The Red Shirts or Redshirts of the Southern United States were white supremacist[1][2][3] paramilitary terrorist groups that were active in the late 19th century in the last years of, and after the end of, the Reconstruction era of the United States. Red Shirt groups originated in Mississippi in 1875, when anti-Reconstruction private terror units adopted red shirts to make themselves more visible and threatening to Southern Republicans, both whites and freedmen. Similar groups in the Carolinas also adopted red shirts.

Among the most prominent Red Shirts were the supporters of Democratic Party candidate Wade Hampton during the campaigns for the South Carolina gubernatorial elections of 1876 and 1878.[4] The Red Shirts were one of several paramilitary organizations, such as the White League in Louisiana, arising from the continuing efforts of white Democrats to regain political power in the South in the 1870s. These groups acted as "the military arm of the Democratic Party".[5]

While sometimes engaging in violent acts of terrorism, the Red Shirts, the White League, rifle clubs, and similar groups in the late nineteenth century worked openly and were better organized than the underground terrorist groups such as the Ku Klux Klan. They used organization, intimidation and force to achieve political purposes of restoring the Democrats to power, overturning Republicans, and repressing civil and voting rights of freedmen.[6] During the 1876, 1898, and 1900 campaigns in North Carolina, the Red Shirts played prominent roles in intimidating non-Democratic Party voters.

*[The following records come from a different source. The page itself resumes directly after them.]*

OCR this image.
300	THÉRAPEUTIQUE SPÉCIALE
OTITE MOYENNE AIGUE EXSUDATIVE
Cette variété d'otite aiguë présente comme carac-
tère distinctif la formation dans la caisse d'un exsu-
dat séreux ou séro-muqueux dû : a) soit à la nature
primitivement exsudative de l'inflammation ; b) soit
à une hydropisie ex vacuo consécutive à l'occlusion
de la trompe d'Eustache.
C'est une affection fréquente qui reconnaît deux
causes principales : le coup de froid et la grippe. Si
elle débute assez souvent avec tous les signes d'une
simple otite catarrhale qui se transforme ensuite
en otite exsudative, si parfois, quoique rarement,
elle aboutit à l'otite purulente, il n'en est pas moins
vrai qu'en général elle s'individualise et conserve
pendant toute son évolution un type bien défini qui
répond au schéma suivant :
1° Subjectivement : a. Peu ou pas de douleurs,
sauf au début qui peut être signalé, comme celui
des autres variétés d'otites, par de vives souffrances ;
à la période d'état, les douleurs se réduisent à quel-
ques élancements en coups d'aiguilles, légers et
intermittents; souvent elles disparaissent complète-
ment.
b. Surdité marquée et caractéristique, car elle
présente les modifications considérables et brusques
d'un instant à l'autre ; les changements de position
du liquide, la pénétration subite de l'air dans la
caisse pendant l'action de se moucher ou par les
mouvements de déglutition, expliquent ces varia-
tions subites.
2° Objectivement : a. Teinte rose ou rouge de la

  1. ^ Prather, H. Leon (1977). "The Red Shirt Movement in North Carolina 1898–1900". The Journal of Negro History. 62 (2): 174–184. doi:10.2307/2717177. ISSN 0022-2992. JSTOR 2717177. S2CID 224836399.

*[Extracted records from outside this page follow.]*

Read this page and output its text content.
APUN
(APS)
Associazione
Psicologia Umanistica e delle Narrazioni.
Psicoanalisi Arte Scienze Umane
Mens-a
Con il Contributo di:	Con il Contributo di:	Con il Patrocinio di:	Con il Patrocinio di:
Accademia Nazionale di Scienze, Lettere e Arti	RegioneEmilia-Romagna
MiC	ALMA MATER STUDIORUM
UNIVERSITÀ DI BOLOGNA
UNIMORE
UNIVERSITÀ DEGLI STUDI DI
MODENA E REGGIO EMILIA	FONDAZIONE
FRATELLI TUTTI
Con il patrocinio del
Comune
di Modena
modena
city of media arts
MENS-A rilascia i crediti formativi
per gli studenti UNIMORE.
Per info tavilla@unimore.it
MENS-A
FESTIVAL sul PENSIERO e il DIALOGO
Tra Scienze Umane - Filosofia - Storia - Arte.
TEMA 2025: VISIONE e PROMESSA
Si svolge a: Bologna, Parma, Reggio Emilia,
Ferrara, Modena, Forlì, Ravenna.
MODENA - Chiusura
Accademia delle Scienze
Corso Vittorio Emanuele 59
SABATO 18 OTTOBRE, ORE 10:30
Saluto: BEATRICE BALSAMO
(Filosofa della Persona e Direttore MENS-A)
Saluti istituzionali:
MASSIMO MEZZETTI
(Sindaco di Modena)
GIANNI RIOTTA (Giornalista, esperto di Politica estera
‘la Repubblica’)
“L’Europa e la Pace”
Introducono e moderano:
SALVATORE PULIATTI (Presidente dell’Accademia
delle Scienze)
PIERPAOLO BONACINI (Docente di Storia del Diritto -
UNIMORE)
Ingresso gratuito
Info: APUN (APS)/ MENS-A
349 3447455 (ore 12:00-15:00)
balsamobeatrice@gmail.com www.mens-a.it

  2. ^ Rothstein, Richard (2017). The Color of Law. New York: Liveright Publishing Co. p. 40. ISBN 978-1-63149-285-3. OCLC 959808903.
  3. ^ DeBonis, Mike (23 June 2015). "A field guide to the racists commemorated inside the U.S. Capitol". Washington Post. Retrieved 24 September 2016.
  4. ^ Charles Lane, The Day Freedom Died, (2008) p. 247
  5. ^ George C. Rable, But There Was No Peace: The Role of Violence in the Politics of Reconstruction, Athens: University of Georgia Press, 1984, p. 132
  6. ^ Nicholas Lemann, Redemption: The Last Battle of the Civil War, New York: Farrar, Straus & Giroux, Paperback, 2007, p. 76.